Irresponsible article
Thu Jun 18 2009 10:51
Much of this is already old data, and other info is misused/misunderstood by the author. More people have died here than 1 (8 in Utah as of yesterday)... and one of the main problems with swine flu (H1N1) is that it's novel--brand new--so no one has immunity to it. Also, a "pandemic" refers not to severity, but to spread; this is a pandemic because it very rapidly went global--it's very communicable, and quickly went everywhere. Plus it's out and about with H5N1 (avian flu) and the regular seasonal flu, along with West Nile (which it wouldn't normally interact with here).

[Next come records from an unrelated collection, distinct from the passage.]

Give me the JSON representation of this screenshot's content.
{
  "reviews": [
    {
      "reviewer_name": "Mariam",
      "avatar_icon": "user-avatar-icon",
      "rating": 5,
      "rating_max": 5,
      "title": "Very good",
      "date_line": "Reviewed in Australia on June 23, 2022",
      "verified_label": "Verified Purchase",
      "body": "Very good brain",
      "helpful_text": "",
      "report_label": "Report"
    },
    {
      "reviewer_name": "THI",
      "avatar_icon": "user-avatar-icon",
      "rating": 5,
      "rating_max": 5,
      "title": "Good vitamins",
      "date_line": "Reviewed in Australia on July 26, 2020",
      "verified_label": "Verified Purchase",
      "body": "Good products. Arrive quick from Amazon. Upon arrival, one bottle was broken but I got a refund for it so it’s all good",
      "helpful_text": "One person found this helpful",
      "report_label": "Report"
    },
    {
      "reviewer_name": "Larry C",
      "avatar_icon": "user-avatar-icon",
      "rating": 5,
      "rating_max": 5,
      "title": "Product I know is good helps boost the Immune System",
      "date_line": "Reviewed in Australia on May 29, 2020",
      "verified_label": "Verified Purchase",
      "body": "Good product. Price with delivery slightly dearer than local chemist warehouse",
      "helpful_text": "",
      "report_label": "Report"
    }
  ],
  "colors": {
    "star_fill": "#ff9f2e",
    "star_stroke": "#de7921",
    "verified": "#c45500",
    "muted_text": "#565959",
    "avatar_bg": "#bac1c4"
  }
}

Almost all cases of flu in Utah are now thought to be H1N1. And people need to be putting safe practices in place now in preparation for if this gets worse--if any of the flus combine, or for how it might hit once our *normal flu season begins around November. Now is not the time to be telling people everything is fine. Keep washing your hands, avoid touching doorknobs and bannisters, cough and sneeze into a tissue or your elbow--and stay home if you're sick or have been around someone who is.